Rozgrywający się w czwartkowy wieczór (25.07.) incydent miał miejsce około godziny 21:40. Mężczyzna skontaktował się z lokalnymi służbami ratunkowymi, informując, że doznał urazu nogi spowodowanego uderzeniem siekierą. Reakcja była natychmiastowa – na miejsce został wysłany patrol policji.
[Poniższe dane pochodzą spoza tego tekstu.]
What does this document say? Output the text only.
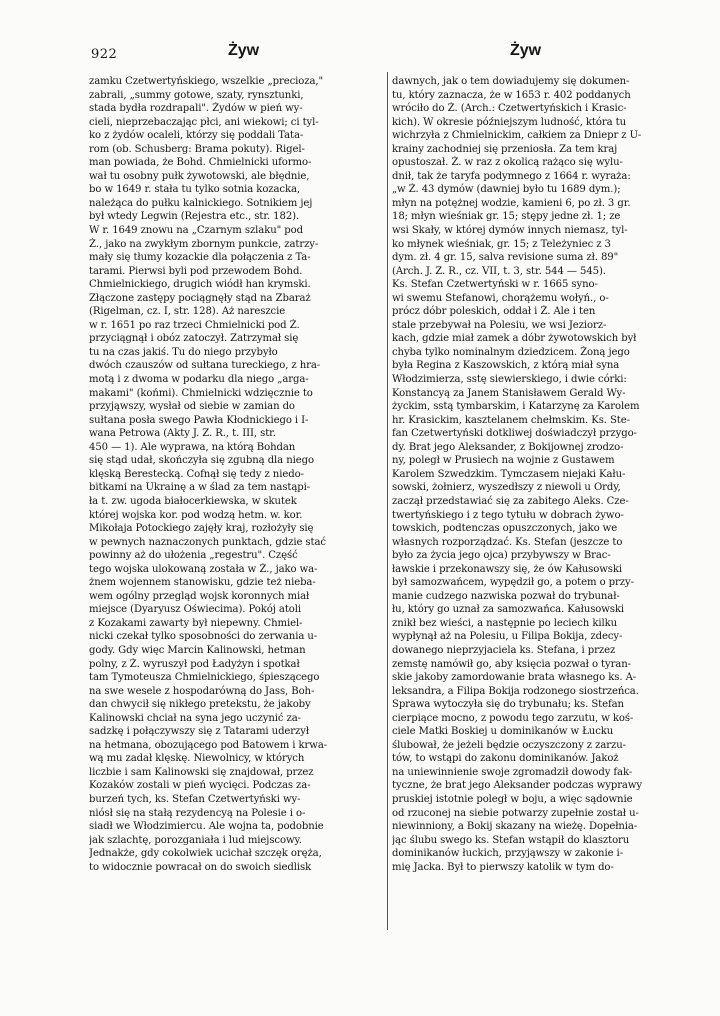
922	Żyw	Żyw
zamku Czetwertyńskiego, wszelkie „precioza,"
zabrali, „summy gotowe, szaty, rynsztunki,
stada bydła rozdrapali". Żydów w pień wy-
cieli, nieprzebaczając płci, ani wiekowi; ci tyl-
ko z żydów ocaleli, którzy się poddali Tata-
rom (ob. Schusberg: Brama pokuty). Rigel-
man powiada, że Bohd. Chmielnicki uformo-
wał tu osobny pułk żywotowski, ale błędnie,
bo w 1649 r. stała tu tylko sotnia kozacka,
należąca do pułku kalnickiego. Sotnikiem jej
był wtedy Legwin (Rejestra etc., str. 182).
W r. 1649 znowu na „Czarnym szlaku" pod
Ż., jako na zwykłym zbornym punkcie, zatrzy-
mały się tłumy kozackie dla połączenia z Ta-
tarami. Pierwsi byli pod przewodem Bohd.
Chmielnickiego, drugich wiódł han krymski.
Złączone zastępy pociągnęły stąd na Zbaraż
(Rigelman, cz. I, str. 128). Aż nareszcie
w r. 1651 po raz trzeci Chmielnicki pod Ż.
przyciągnął i obóz zatoczył. Zatrzymał się
tu na czas jakiś. Tu do niego przybyło
dwóch czauszów od sułtana tureckiego, z hra-
motą i z dwoma w podarku dla niego „arga-
makami" (końmi). Chmielnicki wdzięcznie to
przyjąwszy, wysłał od siebie w zamian do
sułtana posła swego Pawła Kłodnickiego i I-
wana Petrowa (Akty J. Z. R., t. III, str.
450 — 1). Ale wyprawa, na którą Bohdan
się stąd udał, skończyła się zgubną dla niego
klęską Berestecką. Cofnął się tedy z niedo-
bitkami na Ukrainę a w ślad za tem nastąpi-
ła t. zw. ugoda białocerkiewska, w skutek
której wojska kor. pod wodzą hetm. w. kor.
Mikołaja Potockiego zajęły kraj, rozłożyły się
w pewnych naznaczonych punktach, gdzie stać
powinny aż do ułożenia „regestru". Część
tego wojska ulokowaną została w Ż., jako wa-
żnem wojennem stanowisku, gdzie też nieba-
wem ogólny przegląd wojsk koronnych miał
miejsce (Dyaryusz Oświecima). Pokój atoli
z Kozakami zawarty był niepewny. Chmiel-
nicki czekał tylko sposobności do zerwania u-
gody. Gdy więc Marcin Kalinowski, hetman
polny, z Ż. wyruszył pod Ładyżyn i spotkał
tam Tymoteusza Chmielnickiego, śpieszącego
na swe wesele z hospodarówną do Jass, Boh-
dan chwycił się nikłego pretekstu, że jakoby
Kalinowski chciał na syna jego uczynić za-
sadzkę i połączywszy się z Tatarami uderzył
na hetmana, obozującego pod Batowem i krwa-
wą mu zadał klęskę. Niewolnicy, w których
liczbie i sam Kalinowski się znajdował, przez
Kozaków zostali w pień wycięci. Podczas za-
burzeń tych, ks. Stefan Czetwertyński wy-
niósł się na stałą rezydencyą na Polesie i o-
siadł we Włodzimiercu. Ale wojna ta, podobnie
jak szlachtę, porozganiała i lud miejscowy.
Jednakże, gdy cokolwiek ucichał szczęk oręża,
to widocznie powracał on do swoich siedlisk
dawnych, jak o tem dowiadujemy się dokumen-
tu, który zaznacza, że w 1653 r. 402 poddanych
wróciło do Ż. (Arch.: Czetwertyńskich i Krasic-
kich). W okresie późniejszym ludność, która tu
wichrzyła z Chmielnickim, całkiem za Dniepr z U-
krainy zachodniej się przeniosła. Za tem kraj
opustoszał. Ż. w raz z okolicą rażąco się wylu-
dnił, tak że taryfa podymnego z 1664 r. wyraża:
„w Ż. 43 dymów (dawniej było tu 1689 dym.);
młyn na potężnej wodzie, kamieni 6, po zł. 3 gr.
18; młyn wieśniak gr. 15; stępy jedne zł. 1; ze
wsi Skały, w której dymów innych niemasz, tyl-
ko młynek wieśniak, gr. 15; z Teleżyniec z 3
dym. zł. 4 gr. 15, salva revisione suma zł. 89"
(Arch. J. Z. R., cz. VII, t. 3, str. 544 — 545).
Ks. Stefan Czetwertyński w r. 1665 syno-
wi swemu Stefanowi, chorążemu wołyń., o-
prócz dóbr poleskich, oddał i Ż. Ale i ten
stale przebywał na Polesiu, we wsi Jeziorz-
kach, gdzie miał zamek a dóbr żywotowskich był
chyba tylko nominalnym dziedzicem. Żoną jego
była Regina z Kaszowskich, z którą miał syna
Włodzimierza, sstę siewierskiego, i dwie córki:
Konstancyą za Janem Stanisławem Gerald Wy-
życkim, sstą tymbarskim, i Katarzynę za Karolem
hr. Krasickim, kasztelanem chełmskim. Ks. Ste-
fan Czetwertyński dotkliwej doświadczył przygo-
dy. Brat jego Aleksander, z Bokijownej zrodzo-
ny, poległ w Prusiech na wojnie z Gustawem
Karolem Szwedzkim. Tymczasem niejaki Kału-
sowski, żołnierz, wyszedłszy z niewoli u Ordy,
zaczął przedstawiać się za zabitego Aleks. Cze-
twertyńskiego i z tego tytułu w dobrach żywo-
towskich, podtenczas opuszczonych, jako we
własnych rozporządzać. Ks. Stefan (jeszcze to
było za życia jego ojca) przybywszy w Brac-
ławskie i przekonawszy się, że ów Kałusowski
był samozwańcem, wypędził go, a potem o przy-
manie cudzego nazwiska pozwał do trybunał-
łu, który go uznał za samozwańca. Kałusowski
znikł bez wieści, a następnie po leciech kilku
wypłynął aż na Polesiu, u Filipa Bokija, zdecy-
dowanego nieprzyjaciela ks. Stefana, i przez
zemstę namówił go, aby księcia pozwał o tyran-
skie jakoby zamordowanie brata własnego ks. A-
leksandra, a Filipa Bokija rodzonego siostrzeńca.
Sprawa wytoczyła się do trybunału; ks. Stefan
cierpiące mocno, z powodu tego zarzutu, w koś-
ciele Matki Boskiej u dominikanów w Łucku
ślubował, że jeżeli będzie oczyszczony z zarzu-
tów, to wstąpi do zakonu dominikanów. Jakoż
na uniewinnienie swoje zgromadził dowody fak-
tyczne, że brat jego Aleksander podczas wyprawy
pruskiej istotnie poległ w boju, a więc sądownie
od rzuconej na siebie potwarzy zupełnie został u-
niewinniony, a Bokij skazany na wieżę. Dopełnia-
jąc ślubu swego ks. Stefan wstąpił do klasztoru
dominikanów łuckich, przyjąwszy w zakonie i-
mię Jacka. Był to pierwszy katolik w tym do-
Po przybyciu na miejsce interwencji, policjanci nie stwierdzili jednak jakichkolwiek dowodów potwierdzających to zdarzenie. Zanim minęło dużo czasu, prawdziwe motywy wezwania wyszły na jaw.
Według asp. szt. Haliny Semik, rzecznika prasowego jastrzębskiej jednostki policyjnej, 58-latek zdecydował się na ten krok w nadziei na zapewnienie sobie noclegu w szpitalu. Co więcej, podczas interwencji był agresywny i używał nieodpowiedniego języka. Jak się okazało, mężczyzna był pod wpływem alkoholu.
Nieodpowiedzialne działania mężczyzny spowodowały poważne konsekwencje. Policjanci, którzy zostali niepotrzebnie wezwani na miejsce, skierowali do sądu wniosek o ukaranie 58-latka. Teraz mieszkaniec Jastrzębia-Zdroju musi liczyć się z surową karą – grozi mu wysoka grzywna za popełnione wykroczenie.